I've been searching for an interesting topic for a personal project - something engaging which would allow me to practice my data skills that I've been learning through my time at the data school.
I was speaking to my brother who is just starting University - and we were talking about his friends who went to University last year whilst he was having a gap year. Two of his good friends were lucky enough to get football scholarships and go to Uni in the USA last year - one in California and the other in Atlanta. It turns out that during their first year, BOTH of their Universities had on campus shootings! They were both random and seemingly indiscriminate in nature (based on what his friends said).
Anecdotally this makes it seem like going to Uni in the USA is extremely unsafe - I had heard of the issues before but what are the chances that both of them would have experienced incidents like this within a relatively short space of time in completely different locations?

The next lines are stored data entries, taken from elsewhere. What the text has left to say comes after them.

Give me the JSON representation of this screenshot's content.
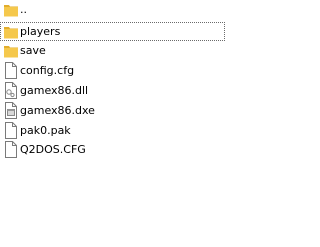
{
  "files": [
    {
      "name": "..",
      "icon": "folder-icon",
      "kind": "folder"
    },
    {
      "name": "players",
      "icon": "folder-icon",
      "kind": "folder",
      "focused": true
    },
    {
      "name": "save",
      "icon": "folder-icon",
      "kind": "folder"
    },
    {
      "name": "config.cfg",
      "icon": "document-icon",
      "kind": "file"
    },
    {
      "name": "gamex86.dll",
      "icon": "dll-file-icon",
      "kind": "file"
    },
    {
      "name": "gamex86.dxe",
      "icon": "executable-file-icon",
      "kind": "file"
    },
    {
      "name": "pak0.pak",
      "icon": "document-icon",
      "kind": "file"
    },
    {
      "name": "Q2DOS.CFG",
      "icon": "document-icon",
      "kind": "file"
    }
  ],
  "colors": {
    "folder_fill": "#f5c84c",
    "folder_tab": "#e2ad2b",
    "doc_border": "#7a7a7a",
    "doc_fill": "#ffffff",
    "focus_outline": "#6a6a6a"
  }
}
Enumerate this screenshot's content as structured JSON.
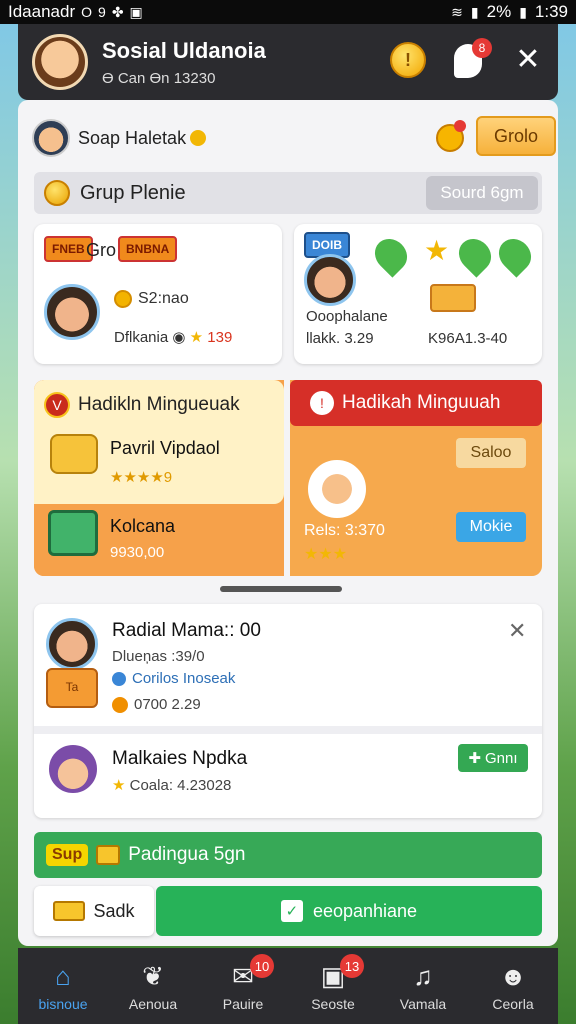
{
  "status_bar": {
    "carrier": "Idaanadr",
    "battery": "2%",
    "time": "1:39",
    "app_glyph": "O",
    "num_glyph": "9"
  },
  "header": {
    "title": "Sosial Uldanoia",
    "subtitle": "Ɵ Can Ɵn 13230",
    "coin_glyph": "!",
    "badge": "8"
  },
  "user": {
    "name": "Soap Haletak",
    "button": "Grolo"
  },
  "section": {
    "title": "Grup Plenie",
    "button": "Sourd 6gm"
  },
  "card_left": {
    "badge1": "FNEB",
    "label": "Gro",
    "badge2": "BNBNA",
    "coins": "S2:nao",
    "meta_name": "Dflkania",
    "meta_value": "139"
  },
  "card_right": {
    "badge": "DOIB",
    "line1": "Ooophalane",
    "line2": "llakk. 3.29",
    "line3": "K96A1.3-40"
  },
  "promo_left": {
    "title": "Hadikln Mingueuak",
    "item1_title": "Pavril Vipdaol",
    "item1_rating": "★★★★9",
    "item2_title": "Kolcana",
    "item2_value": "9930,00"
  },
  "promo_right": {
    "title": "Hadikah Minguuah",
    "btn_top": "Saloo",
    "price": "Rels: 3:370",
    "rating": "★★★",
    "btn_bottom": "Mokie"
  },
  "list": [
    {
      "title": "Radial Mama:: 00",
      "sub1": "Dlueņas :39/0",
      "sub2": "Corilos Inoseak",
      "sub3": "0700 2.29",
      "box_text": "Ta"
    },
    {
      "title": "Malkaies Npdka",
      "sub1": "Coala: 4.23028",
      "button": "Gnnı"
    }
  ],
  "green_bar": {
    "tag": "Sup",
    "text": "Padingua 5gn"
  },
  "actions": {
    "left": "Sadk",
    "right": "eeopanhiane"
  },
  "nav": [
    {
      "label": "bisnoue",
      "icon": "home-icon",
      "badge": ""
    },
    {
      "label": "Aenoua",
      "icon": "leaf-icon",
      "badge": ""
    },
    {
      "label": "Pauire",
      "icon": "message-icon",
      "badge": "10"
    },
    {
      "label": "Seoste",
      "icon": "inbox-icon",
      "badge": "13"
    },
    {
      "label": "Vamala",
      "icon": "music-icon",
      "badge": ""
    },
    {
      "label": "Ceorla",
      "icon": "person-icon",
      "badge": ""
    }
  ],
  "colors": {
    "accent_blue": "#4aa3f0",
    "green": "#27b258",
    "red": "#d62f28",
    "orange": "#f6a14a",
    "dark": "#2b2b2f"
  }
}
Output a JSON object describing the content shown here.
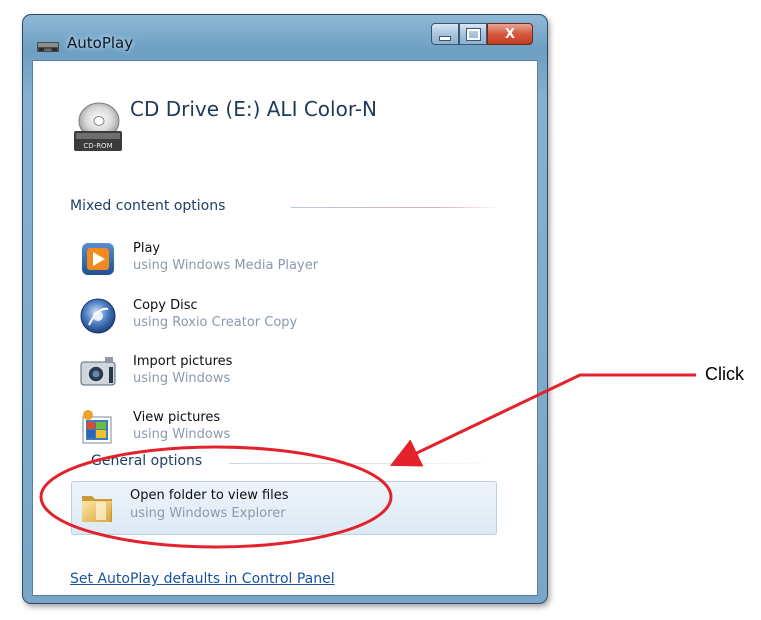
{
  "window": {
    "title": "AutoPlay",
    "controls": [
      "minimize-icon",
      "maximize-icon",
      "close-icon"
    ],
    "close_glyph": "X"
  },
  "device": {
    "title": "CD Drive (E:) ALI Color-N",
    "icon_label": "CD-ROM",
    "icon": "cd-rom-icon"
  },
  "sections": {
    "mixed": "Mixed content options",
    "general": "General options"
  },
  "options": [
    {
      "title": "Play",
      "subtitle": "using Windows Media Player",
      "icon": "media-player-icon"
    },
    {
      "title": "Copy Disc",
      "subtitle": "using Roxio Creator Copy",
      "icon": "roxio-disc-icon"
    },
    {
      "title": "Import pictures",
      "subtitle": "using Windows",
      "icon": "camera-import-icon"
    },
    {
      "title": "View pictures",
      "subtitle": "using Windows",
      "icon": "picture-viewer-icon"
    }
  ],
  "general_options": [
    {
      "title": "Open folder to view files",
      "subtitle": "using Windows Explorer",
      "icon": "folder-icon"
    }
  ],
  "footer_link": "Set AutoPlay defaults in Control Panel",
  "annotation": {
    "text": "Click",
    "color": "#e3222b"
  }
}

After having this conversation I think that this topic could be an interesting one to explore. I would like to know - how likely are you as a U.S. citizen to be caught up in a shooting? Are you more likely to become a victim in certain locations? Have these incidents become more common over time or are we just hearing about them more with the increased media available today?
From a data perspective - this project would allow me to practice my skills in the following areas:
- Finding and extracting data from relevant sources. Currently I've identified a website https://www.gunviolencearchive.org/ which has collected 10 years of data on the subject and is regularly updated and verified. They have made the data available to download as csv files. I can combine this with population data from the U.S. Census in order to normalise the findings, and I will continue to look for supplementary data which may give further context to the project.
- Data cleaning and joining. Once I have downloaded all of the data I will create a workflow in order to put it into a useful format for analysis. My aim is that the workflow should be able to manage additional information as it is added in the future so that this piece of work can continue to analyse trends over the coming years.
- Planning and creating dashboards and (hopefully) analysing to find some interesting findings. I will have to think in more detail about which angles I would like to explore - especially once I know exactly which data I have available and what it contains.
I will blog further when there is updated progress!